I thus strongly encourage the authors to focus on such critical aspects in future studies to provide a thorough scientific benchmark for future applications of the model. This is more a comment than a suggestion for modifying the current publication.Small points:
Page 7, line 184: What exactly do you mean by "pushed back"? The standard approach in Lagrangian models is that particles are reflected. "Pushing back" likely leads to accumulation of air parcels at the surface or upper boundary of the model.
Page 9, line 250: Shouldn't it be | phi | > phi_max? Same issue on the next line on page 10.
Page 15: Convection is parameterized in an overly simplified way, since e.g. deep convection does not at all lead to uniform vertical mixing. It would be good to mention (and to consider) more advanced approaches such as Forster et al. (2007, https://doi.org/10.1175/JAM2470.1).
Page 18: Also dry deposition is described in a highly simplified way. Dry deposition does not only depend on particle or gas properties but also on the state of the atmosphere (in addition to surface properties). Also here it should be mentioned that more advanced approaches for Lagrangian models exist, e.g. Webster and Thomson (2012, https://doi.org/10.1504/IJEP.2011.047322).
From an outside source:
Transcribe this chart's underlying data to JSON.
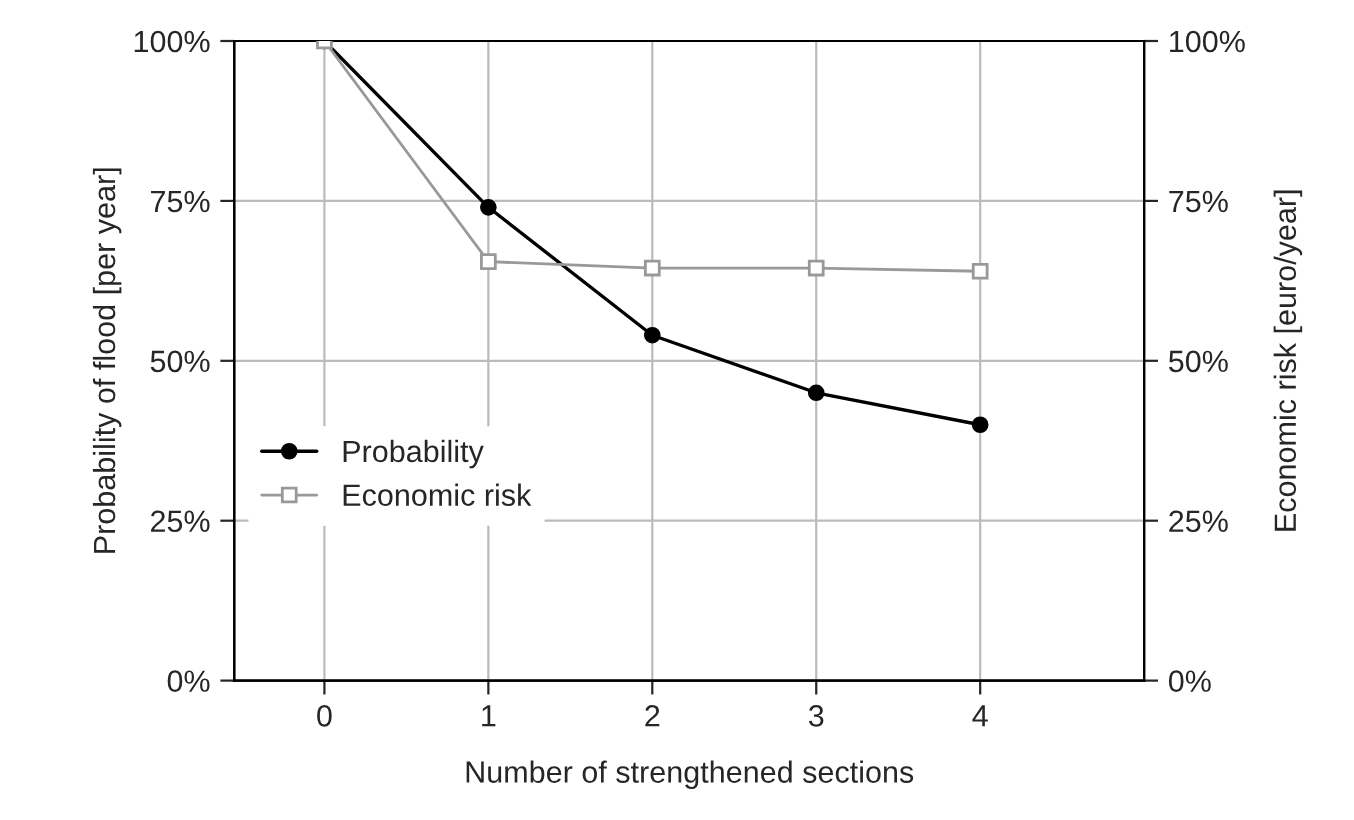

Page 30: Which number of compute cores of the GPU is the most relevant number for MPTRAC? Is it the number of FP32 or FP64 cores? Later it becomes clear that it is the latter. Is double precision really needed? Did you test MPTRAC with single precision?
Figure 7: The differences between GPU and CPU simulations presented in panels b), d) and f) are likely due to statistical noise. This could be shown by performing multiple CPU simulations with different random seeds and evaluate the differences in the same way as the differences between CPU and GPU.
Section 3.7: I didn't quite understand this scaling test. Why does the runtime shown in Fig. 11 not decrease with the number of MPI tasks? What is the difference between a weak and a strong scaling test?
Small corrections and typos:
Page 11, Line 272: Change to "The following choices are made .."
Page 23, Line 500: shouldn't it be "interpreting" rather than "interpolating"?
Page 30, line 678: "MPTRAC was build" -> "MPTRAC was built"
Page 40, line 830: "33% if the overall runtime" -> "33% of the overall runtime"
Page 40, line 857: It should be Figs. 10a and b rather than 9a and b.